When a team starts with a problem that’s of interest and applies whatever methodology is appropriate, the team members have quality time to focus on finding never-done-before, innovative solutions to the problem rather than focusing on how to do it. After all, the problems of greatest interest are those that you cannot explain with the current prevailing solutions – the so-called ‘benchmarks’.
If an organization aligns its growth plans with the problems currently prevailing in the environment in which it operates, it is best suited to find opportunities to develop solutions for those problems. And these are where it has the highest probability of finding not just new, but breakthrough growth opportunities.
The sad part is that teams that are tasked with developing breakthrough plans, barely recognize these opportunities even when they stare them straight in the face. The think-tank gathers in a plush hotel conference hall, listens patiently to the CEO and other senior leaders urge them to ‘think differently’ and then goes about working in the very same manner as it did in the preceding days and weeks, not realizing that it is that very style of functioning that necessitated the workshop they were in!
This has a lot to do with dealing with the pressure that the team faces to convince the company leadership of commercial viability of their ideas. A critical aspect that senior executives forget at this stage, is that the most powerful ideas – that could put the company on course to the next BIG thing – would not come out of multiple examples or ‘benchmarks’. They come out of intuition, business acumen and single case studies.
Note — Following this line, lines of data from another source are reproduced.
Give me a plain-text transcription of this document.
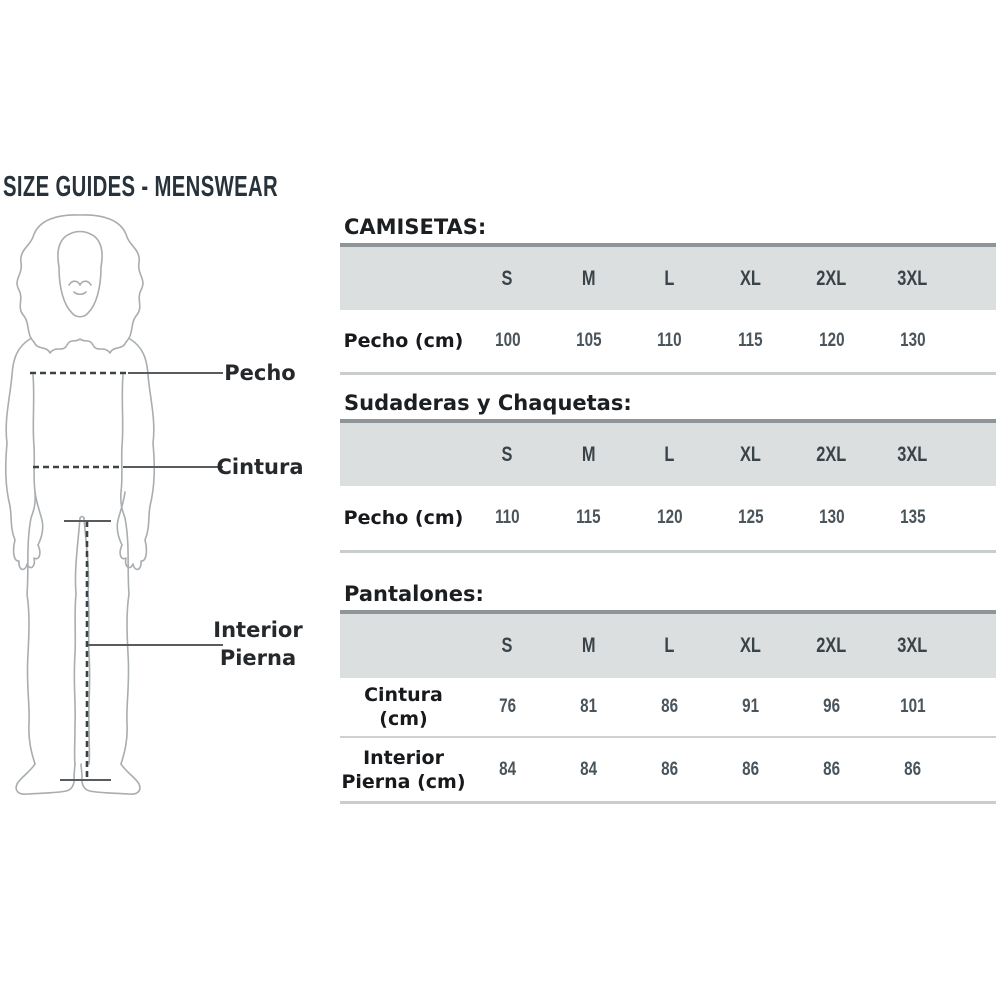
SIZE GUIDES - MENSWEAR
Pecho
Cintura
Interior
Pierna
CAMISETAS:
	S	M	L	XL	2XL	3XL	
Pecho (cm)	100	105	110	115	120	130	
Sudaderas y Chaquetas:
	S	M	L	XL	2XL	3XL	
Pecho (cm)	110	115	120	125	130	135	
Pantalones:
	S	M	L	XL	2XL	3XL	
Cintura (cm)	76	81	86	91	96	101	
Interior
Pierna (cm)	84	84	86	86	86	86	
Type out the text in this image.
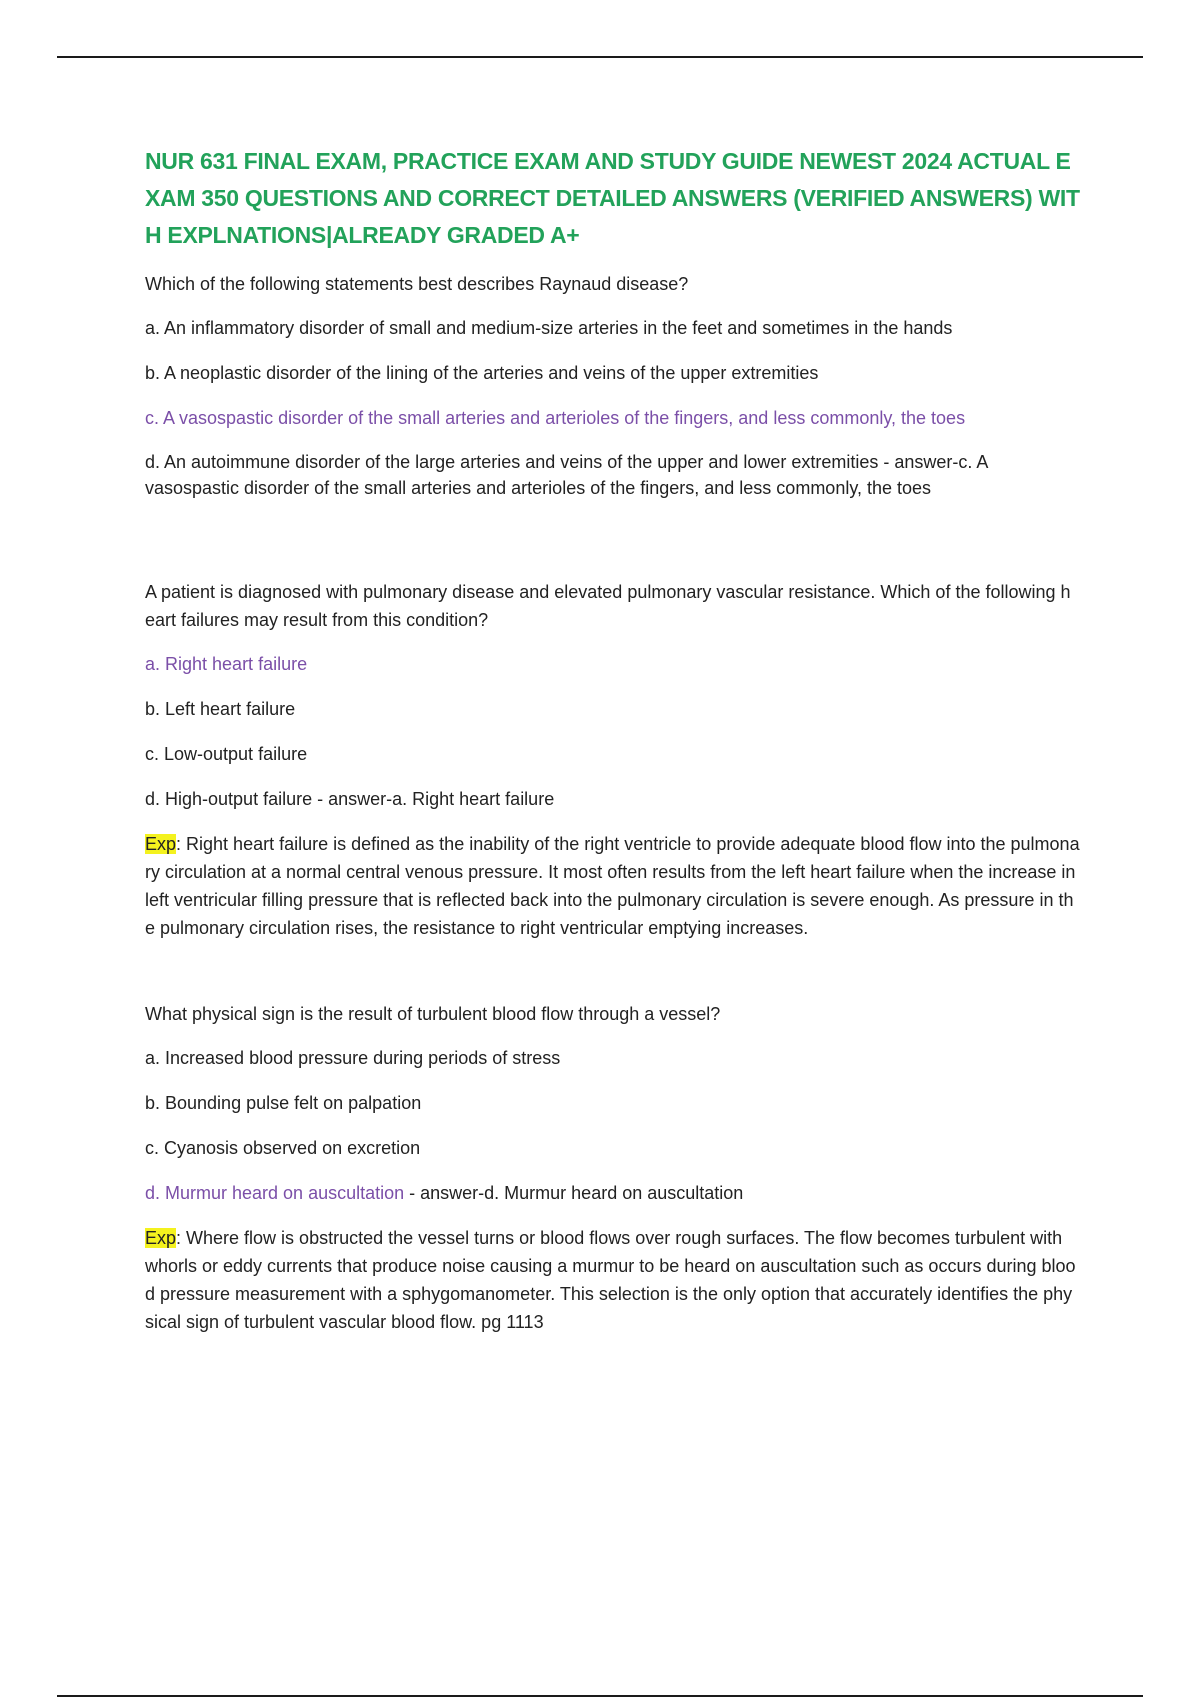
NUR 631 FINAL EXAM, PRACTICE EXAM AND STUDY GUIDE NEWEST 2024 ACTUAL EXAM 350 QUESTIONS AND CORRECT DETAILED ANSWERS (VERIFIED ANSWERS) WITH EXPLNATIONS|ALREADY GRADED A+

Which of the following statements best describes Raynaud disease?

a. An inflammatory disorder of small and medium-size arteries in the feet and sometimes in the hands

b. A neoplastic disorder of the lining of the arteries and veins of the upper extremities

c. A vasospastic disorder of the small arteries and arterioles of the fingers, and less commonly, the toes

d. An autoimmune disorder of the large arteries and veins of the upper and lower extremities - answer-c. A vasospastic disorder of the small arteries and arterioles of the fingers, and less commonly, the toes

A patient is diagnosed with pulmonary disease and elevated pulmonary vascular resistance. Which of the following heart failures may result from this condition?

a. Right heart failure

b. Left heart failure

c. Low-output failure

d. High-output failure - answer-a. Right heart failure

Exp: Right heart failure is defined as the inability of the right ventricle to provide adequate blood flow into the pulmonary circulation at a normal central venous pressure. It most often results from the left heart failure when the increase in left ventricular filling pressure that is reflected back into the pulmonary circulation is severe enough. As pressure in the pulmonary circulation rises, the resistance to right ventricular emptying increases.

What physical sign is the result of turbulent blood flow through a vessel?

a. Increased blood pressure during periods of stress

b. Bounding pulse felt on palpation

c. Cyanosis observed on excretion

d. Murmur heard on auscultation - answer-d. Murmur heard on auscultation

Exp: Where flow is obstructed the vessel turns or blood flows over rough surfaces. The flow becomes turbulent with whorls or eddy currents that produce noise causing a murmur to be heard on auscultation such as occurs during blood pressure measurement with a sphygomanometer. This selection is the only option that accurately identifies the physical sign of turbulent vascular blood flow. pg 1113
Big impactful ideas are conceptual breakthroughs, not descriptions of common patterns.
Now this may sound contradictory since business acumen and intuition comes from loads of experience. And experience brings with it the need to fall back on best practices. Breakthrough ideas are – to borrow from C.K. Prahalad – “next practices” not best practices. You can’t define the “next practice” with lots of examples and benchmarks. Because, by definition, it is not yet happening.
If a pharmaceutical company looked for the ever-eluding growth opportunity, it wouldn’t have to look very far. Instead of focusing on the problems that the company faces such as an over-regulated environment, non-level playing field (domestic companies vs. MNC pricing & promotional practices), fragmented and complex healthcare delivery and distribution framework etc., what if it focused on the environment and on the customer instead?
The problems that the healthcare consumer faces are quite obvious. India is yet to measure up to international standards of domestic healthcare. A majority of citizens still struggle for access to primary healthcare, and diseases such as malaria and cholera continue to kill. Other challenges include inadequate affordable healthcare infrastructure, especially in rural areas. Also, in times of calamities, the protracted response time of emergency services drives up the number of fatalities. As I had written earlier, simply focusing on creating awareness, access, availability and applicability provides vast swathes of opportunities for companies to create meaningful value for society and economic value for themselves. When this balance is struck in strategic plans, they move from being capitalistic messes to becoming socially responsible and commercially viable.
With so much to do, especially when India is one of the two most promising ‘pharmerging markets’, strategy teams in pharmaceutical companies must be bursting with ideas. It is, but a matter of time, that mainstream pharmaceutical companies will find their lost streak of innovation. This time in services too, if not in products alone.